Below is an example of analysing and comparing three files using FRET.
[bob@localhost working]$ fret test/fileA.txt test/fileB.txt

Gram ID Type Risk   Offset Length Freq Filename
17 fill 2.939e-39   0 16 1 test/fileA.txt
213 offset_cur 3.750e-01   16 2 1 test/fileA.txt
39 ascii 4.010e-08   48 16 1 test/fileA.txt
55 fill 2.939e-39   0 16 1 test/fileB.txt
341 fill 2.939e-39   16 16 1 test/fileB.txt
15 ascii 5.343e-06   48 16 1 test/fileB.txt
408 fill 2.939e-39   0 16 2 generic

explanation of Type

Each detected structure in a file (called a Gram in FRET terminology) is assigned a type based on the method (or Scan in FRET terminology) that detected it. Following is an explanation of the types of Gram that are detected;

Gram Type Description
TEXT_ASCII ASCII encoded string of 1-byte characters
FILL_BYTE sequence of identical bytes
FILL_SHORT sequence of bytes that repeats every 2 bytes.
FILL_LONG sequence of bytes that repeats every 4 bytes.
OFFSET_BEGIN offset in number of bytes to an existing Gram within a file from the start of the file. offset can be stored in either a byte, 2 bytes or 4 bytes
OFFSET_CURRENT offset in number of bytes to an existing Gram within a file from the location of the Gram. offset can be stored in either a byte, 2 bytes or 4 bytes
MATCH_EXACT pattern of bytes that occurs in this file and has been detected in at least one other file.

performance

Most of the analysis methods used by FRET have analysis durations that grow linearly with the number of files and the file size. However, it should be noted that the scanGrind algorithm that matches Grams in files has performance such that its analysis duration grows exponentially with file size (actually as a square of the file size). Increasing the number of analysed files shows the standard linear growth in analysis duration.

This means that the user is strongly advised to not compare large files against each other as the analysis duration will be extreme. For example, comparing two 100kB files takes just 5 minutes on a 3GHz machine, whereas comparing two 1MB files will take about 9 hours.

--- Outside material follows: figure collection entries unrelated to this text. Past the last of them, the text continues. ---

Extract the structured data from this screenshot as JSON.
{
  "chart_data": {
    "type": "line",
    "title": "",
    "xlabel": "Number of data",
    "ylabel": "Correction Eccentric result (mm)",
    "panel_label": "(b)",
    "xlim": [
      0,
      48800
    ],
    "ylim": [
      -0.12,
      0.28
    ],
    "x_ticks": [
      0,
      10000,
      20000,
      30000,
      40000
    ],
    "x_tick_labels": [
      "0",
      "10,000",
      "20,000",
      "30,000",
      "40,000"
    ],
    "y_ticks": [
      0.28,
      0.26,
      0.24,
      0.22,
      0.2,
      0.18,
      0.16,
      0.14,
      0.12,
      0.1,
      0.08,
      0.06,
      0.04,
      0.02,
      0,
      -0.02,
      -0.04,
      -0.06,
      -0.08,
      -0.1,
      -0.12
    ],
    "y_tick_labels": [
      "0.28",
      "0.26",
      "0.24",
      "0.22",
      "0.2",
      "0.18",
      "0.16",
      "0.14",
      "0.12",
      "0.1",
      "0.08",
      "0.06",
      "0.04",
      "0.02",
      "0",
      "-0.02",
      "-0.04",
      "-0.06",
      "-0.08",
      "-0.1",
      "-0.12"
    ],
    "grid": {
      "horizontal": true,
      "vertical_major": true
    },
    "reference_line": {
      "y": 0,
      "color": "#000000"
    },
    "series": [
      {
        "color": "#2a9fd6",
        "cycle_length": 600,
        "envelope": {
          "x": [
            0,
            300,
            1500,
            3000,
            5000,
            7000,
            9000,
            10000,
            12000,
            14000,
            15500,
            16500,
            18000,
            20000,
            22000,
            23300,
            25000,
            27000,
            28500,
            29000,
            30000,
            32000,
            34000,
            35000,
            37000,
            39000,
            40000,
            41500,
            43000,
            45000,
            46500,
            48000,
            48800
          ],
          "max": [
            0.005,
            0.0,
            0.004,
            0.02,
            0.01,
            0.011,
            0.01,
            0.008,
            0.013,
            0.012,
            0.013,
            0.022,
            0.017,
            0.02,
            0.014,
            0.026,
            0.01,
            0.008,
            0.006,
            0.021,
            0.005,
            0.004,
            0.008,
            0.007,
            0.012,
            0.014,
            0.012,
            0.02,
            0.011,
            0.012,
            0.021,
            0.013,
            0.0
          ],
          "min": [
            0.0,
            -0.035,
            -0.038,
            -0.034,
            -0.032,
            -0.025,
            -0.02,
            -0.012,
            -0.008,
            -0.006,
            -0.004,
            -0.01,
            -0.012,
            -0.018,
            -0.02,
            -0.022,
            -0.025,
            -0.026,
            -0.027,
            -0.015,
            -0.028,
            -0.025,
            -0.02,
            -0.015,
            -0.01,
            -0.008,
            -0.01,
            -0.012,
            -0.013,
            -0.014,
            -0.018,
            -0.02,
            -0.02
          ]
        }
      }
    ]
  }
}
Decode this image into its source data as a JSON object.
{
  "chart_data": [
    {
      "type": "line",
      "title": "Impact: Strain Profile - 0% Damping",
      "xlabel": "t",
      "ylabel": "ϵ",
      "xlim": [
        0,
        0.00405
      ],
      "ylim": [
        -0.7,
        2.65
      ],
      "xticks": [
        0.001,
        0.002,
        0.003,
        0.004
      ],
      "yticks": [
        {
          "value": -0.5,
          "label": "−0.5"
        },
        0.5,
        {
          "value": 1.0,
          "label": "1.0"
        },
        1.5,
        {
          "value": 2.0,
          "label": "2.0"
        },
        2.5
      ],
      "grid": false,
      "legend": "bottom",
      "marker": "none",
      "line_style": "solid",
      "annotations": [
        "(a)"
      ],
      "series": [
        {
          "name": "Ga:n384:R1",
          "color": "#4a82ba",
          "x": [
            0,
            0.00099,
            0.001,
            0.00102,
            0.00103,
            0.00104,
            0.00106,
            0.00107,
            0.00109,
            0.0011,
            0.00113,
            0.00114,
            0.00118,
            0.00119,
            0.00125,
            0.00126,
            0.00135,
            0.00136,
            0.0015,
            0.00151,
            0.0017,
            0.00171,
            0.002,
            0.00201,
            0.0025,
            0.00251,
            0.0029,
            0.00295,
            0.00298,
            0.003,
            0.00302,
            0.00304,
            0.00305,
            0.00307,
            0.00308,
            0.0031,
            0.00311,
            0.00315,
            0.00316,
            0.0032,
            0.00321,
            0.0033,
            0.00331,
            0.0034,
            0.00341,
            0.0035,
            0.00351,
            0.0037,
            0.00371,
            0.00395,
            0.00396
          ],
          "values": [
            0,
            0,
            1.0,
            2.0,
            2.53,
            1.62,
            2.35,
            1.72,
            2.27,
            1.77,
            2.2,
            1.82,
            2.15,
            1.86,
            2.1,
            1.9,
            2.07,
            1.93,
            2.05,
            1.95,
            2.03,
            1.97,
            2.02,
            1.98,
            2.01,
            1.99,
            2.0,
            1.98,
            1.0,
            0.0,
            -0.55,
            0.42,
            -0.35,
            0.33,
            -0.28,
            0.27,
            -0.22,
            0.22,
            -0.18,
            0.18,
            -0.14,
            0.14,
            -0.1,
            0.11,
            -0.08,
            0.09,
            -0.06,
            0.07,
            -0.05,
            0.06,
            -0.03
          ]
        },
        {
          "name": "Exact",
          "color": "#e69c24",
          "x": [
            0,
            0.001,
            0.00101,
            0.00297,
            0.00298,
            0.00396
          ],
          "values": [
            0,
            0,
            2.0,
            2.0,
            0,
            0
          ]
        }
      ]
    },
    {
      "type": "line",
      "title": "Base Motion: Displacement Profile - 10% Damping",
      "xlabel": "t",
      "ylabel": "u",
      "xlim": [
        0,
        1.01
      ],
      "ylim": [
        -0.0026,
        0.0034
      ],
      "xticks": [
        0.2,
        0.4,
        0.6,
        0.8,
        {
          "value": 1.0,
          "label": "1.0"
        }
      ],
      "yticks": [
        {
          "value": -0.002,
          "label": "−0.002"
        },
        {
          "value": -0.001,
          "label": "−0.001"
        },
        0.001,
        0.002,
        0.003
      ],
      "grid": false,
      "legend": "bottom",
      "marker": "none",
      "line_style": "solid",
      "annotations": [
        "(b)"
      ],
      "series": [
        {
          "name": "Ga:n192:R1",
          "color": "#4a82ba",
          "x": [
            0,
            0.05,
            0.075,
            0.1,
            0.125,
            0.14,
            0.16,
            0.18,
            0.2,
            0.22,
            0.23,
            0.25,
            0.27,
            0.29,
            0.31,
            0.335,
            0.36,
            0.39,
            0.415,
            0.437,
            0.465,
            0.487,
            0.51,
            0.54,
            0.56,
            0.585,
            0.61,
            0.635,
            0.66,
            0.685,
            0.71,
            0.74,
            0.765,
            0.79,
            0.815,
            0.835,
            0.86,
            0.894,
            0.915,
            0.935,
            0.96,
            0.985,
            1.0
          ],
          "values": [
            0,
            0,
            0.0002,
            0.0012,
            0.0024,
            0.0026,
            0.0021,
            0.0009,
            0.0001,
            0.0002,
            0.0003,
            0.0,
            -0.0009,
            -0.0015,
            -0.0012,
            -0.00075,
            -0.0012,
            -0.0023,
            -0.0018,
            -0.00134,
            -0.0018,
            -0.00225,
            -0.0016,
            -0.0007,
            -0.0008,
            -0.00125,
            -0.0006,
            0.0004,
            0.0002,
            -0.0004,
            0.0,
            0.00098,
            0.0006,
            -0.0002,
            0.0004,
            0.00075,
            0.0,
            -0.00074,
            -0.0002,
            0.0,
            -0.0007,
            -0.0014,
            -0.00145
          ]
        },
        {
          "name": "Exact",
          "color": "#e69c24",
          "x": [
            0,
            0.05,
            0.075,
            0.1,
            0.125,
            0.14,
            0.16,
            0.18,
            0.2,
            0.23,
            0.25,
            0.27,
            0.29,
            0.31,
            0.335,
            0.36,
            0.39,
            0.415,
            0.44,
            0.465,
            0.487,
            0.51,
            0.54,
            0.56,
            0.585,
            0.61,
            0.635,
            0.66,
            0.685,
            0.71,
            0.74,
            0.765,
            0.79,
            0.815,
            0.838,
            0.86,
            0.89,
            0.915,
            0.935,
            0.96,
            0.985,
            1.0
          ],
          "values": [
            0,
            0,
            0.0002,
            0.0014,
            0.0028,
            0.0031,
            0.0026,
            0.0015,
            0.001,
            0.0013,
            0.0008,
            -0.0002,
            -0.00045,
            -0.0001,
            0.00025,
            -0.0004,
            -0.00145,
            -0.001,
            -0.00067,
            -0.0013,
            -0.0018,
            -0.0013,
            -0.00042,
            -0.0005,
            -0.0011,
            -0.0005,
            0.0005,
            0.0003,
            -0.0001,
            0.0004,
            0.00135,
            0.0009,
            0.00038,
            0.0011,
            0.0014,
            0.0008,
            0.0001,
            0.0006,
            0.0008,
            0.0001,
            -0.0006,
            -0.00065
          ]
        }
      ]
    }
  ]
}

In order to reduce analysis times you may extract the interesting section of a file e.g. the header and then use this for analysis. Another option is to convert your house into a large grid supercomputer but this is more expensive.


explanation of Risk

Each detected structure in a file (called a Gram in FRET terminology) is assigned a Risk. This is the probability that the structure occured randomly within the file and is not a valid structure. The higher the Risk value, the greater the probability that the Gram is a "false positive". This value can be used to eliminate or rank results.


explanation of Freq

Each detected Gram in a file is assigned a Frequency. This is the number of occurances of this Gram that have been detected. For file specific Grams this will always be 1 but for group Grams this value should be greater than 1 since group Grams must exist in more than one file.